Honda NM4 Vultus (2014)

Direttamente da un film di Star Wars, la NM4 sembrava un veicolo da fantascienza più che una moto. Comfort da scooter, linee da navicella spaziale e fascino… da intenditori. Troppo avanti per il suo tempo o semplicemente troppo strana?
Honda Pacific Coast PC800 (1989)

Una moto-scooter con vano posteriore integrato e una silhouette più da monovolume che da tourer. Amata dai pendolari giapponesi, ignorata da chi cercava passione. Troppo pratica per scaldare i cuori.
Kawasaki Versys 1000 (2012)

Quando Kawasaki unì il motore della Z1000 a un corpo da crossover, nacque la Versys 1000. Ottima moto, ma quello sguardo “a due livelli” dei fari frontali rimase impresso per la sua… stranezza. Fortunatamente, il restyling del 2015 fece pace con l’estetica.
KTM 690 SM (2007)

Una delle migliori supermotard di sempre, ma anche una delle più divisive. Il suo “becco di corvo” e le linee spigolose firmate Kiska Design non conquistarono tutti. Eppure, guidarla è puro divertimento: un’anatra che corre come un falco.
Münch Mammuth (1966)

Un mostro meccanico con motore Opel da 996 cc e un peso che sfiora i 380 kg. La “moto-elefante” tedesca resta una leggenda per i collezionisti, ma la grazia non abitava certo nel suo DNA.
MZ 1000 SP (2005)

Un’anima sportiva intrappolata in un corpo poco ispirato. Il frontale “da alieno” della MZ 1000 SP ha spaventato più clienti che curve. Peccato, perché sotto quella maschera c’era una ciclistica da applausi.
Suzuki GSX1100S Katana (1981)

Avveniristica e affilata come una lama, la Katana è uno dei design più iconici — e discussi — di sempre. O la ami o la odi. Il suo stile futurista anni ’80 oggi la rende un cult da collezione.
Voxan VX10 (2009)

La Francia ci prova con la roadster VX10, ma il frontale a doppio livello e il codone asimmetrico non convincono nessuno.

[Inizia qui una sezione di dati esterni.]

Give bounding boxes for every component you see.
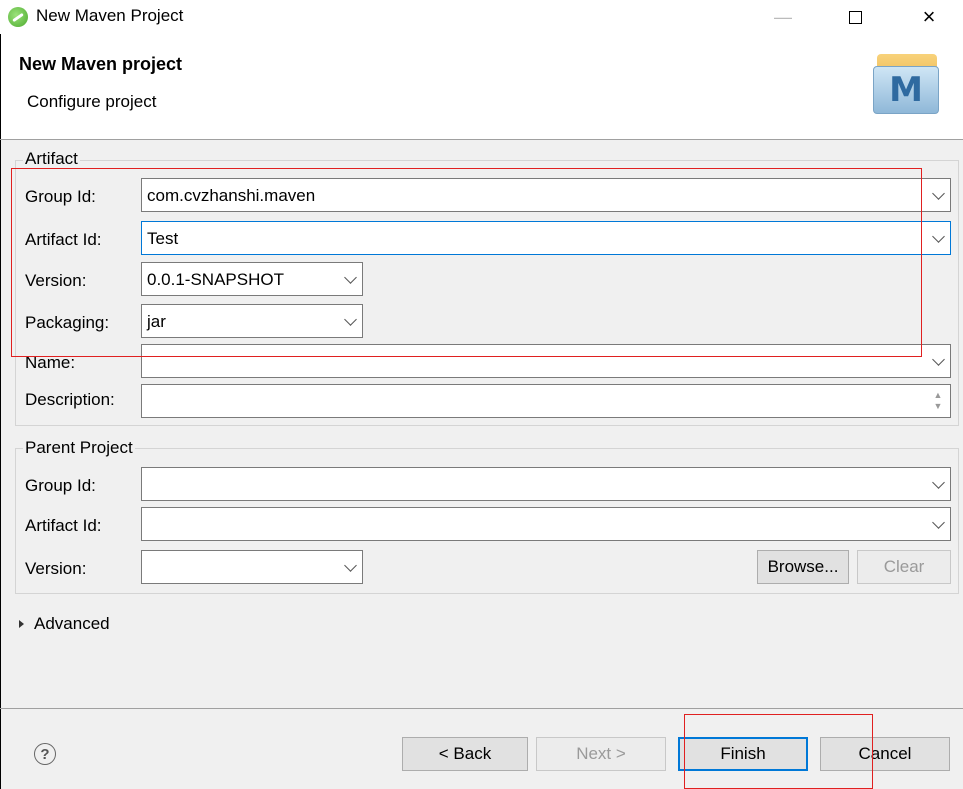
description-label: Description: [25,390,115,409]
spring-leaf-icon [8,7,28,27]
cancel-button[interactable]: Cancel [820,737,950,771]
logo-letter: M [873,66,939,114]
packaging-select[interactable]: jar [141,304,363,338]
close-button[interactable]: × [906,0,952,34]
finish-button[interactable]: Finish [678,737,808,771]
group-id-combo[interactable]: com.cvzhanshi.maven [141,178,951,212]
title-bar: New Maven Project — × [0,0,963,34]
wizard-header: New Maven project Configure project M [0,34,963,139]
window-title: New Maven Project [36,6,184,25]
page-title: New Maven project [19,54,183,74]
parent-project-legend: Parent Project [23,438,135,458]
next-button[interactable]: Next > [536,737,666,771]
close-icon: × [922,4,936,29]
artifact-legend: Artifact [23,149,80,169]
artifact-id-label: Artifact Id: [25,230,102,249]
version-value: 0.0.1-SNAPSHOT [147,270,284,289]
chevron-down-icon[interactable] [932,230,945,243]
group-id-label: Group Id: [25,187,96,206]
expand-arrow-icon[interactable] [19,620,24,628]
page-subtitle: Configure project [27,92,157,111]
parent-group-id-label: Group Id: [25,476,96,495]
group-id-value: com.cvzhanshi.maven [147,186,316,205]
wizard-footer: ? < Back Next > Finish Cancel [0,709,963,789]
clear-button[interactable]: Clear [857,550,951,584]
parent-version-label: Version: [25,559,87,578]
chevron-down-icon[interactable] [344,271,357,284]
advanced-toggle[interactable]: Advanced [34,614,110,634]
maven-logo-icon: M [865,48,945,118]
name-label: Name: [25,353,76,372]
maximize-button[interactable] [832,0,878,34]
wizard-content: Artifact Group Id: com.cvzhanshi.maven A… [0,140,963,708]
parent-group-id-combo[interactable] [141,467,951,501]
help-icon[interactable]: ? [34,743,56,765]
artifact-id-combo[interactable]: Test [141,221,951,255]
parent-artifact-id-label: Artifact Id: [25,516,102,535]
chevron-down-icon[interactable] [932,516,945,529]
chevron-down-icon[interactable] [932,353,945,366]
version-label: Version: [25,271,87,290]
chevron-down-icon[interactable] [344,559,357,572]
packaging-value: jar [147,312,166,331]
name-combo[interactable] [141,344,951,378]
version-select[interactable]: 0.0.1-SNAPSHOT [141,262,363,296]
packaging-label: Packaging: [25,313,110,332]
spinner-arrows-icon[interactable]: ▲ ▼ [931,390,945,414]
chevron-down-icon[interactable] [932,187,945,200]
description-textarea[interactable]: ▲ ▼ [141,384,951,418]
artifact-id-value: Test [147,229,179,248]
chevron-down-icon[interactable] [344,313,357,326]
parent-version-select[interactable] [141,550,363,584]
back-button[interactable]: < Back [402,737,528,771]
chevron-down-icon[interactable] [932,476,945,489]
maximize-icon [848,10,862,24]
browse-button[interactable]: Browse... [757,550,849,584]
parent-artifact-id-combo[interactable] [141,507,951,541]
minimize-button[interactable]: — [760,0,806,34]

Una moto tecnicamente valida, ma esteticamente… da manuale di “cosa non fare”.
Venturi Wattman (2013)

Elettrica, 200 cavalli e 350 chili di peso. La Venturi Wattman è un trionfo di tecnologia travestito da carro armato. Più una dichiarazione d’intenti che una moto per l’asfalto di tutti i giorni.
Yamaha 900 TDM (2002)

Versatile, indistruttibile, ma con un frontale che ricorda un teschio. I motociclisti francesi la soprannominarono “Tête de Mort” — e non per caso. Brutta ma affidabile: un mulo con l’anima da samurai.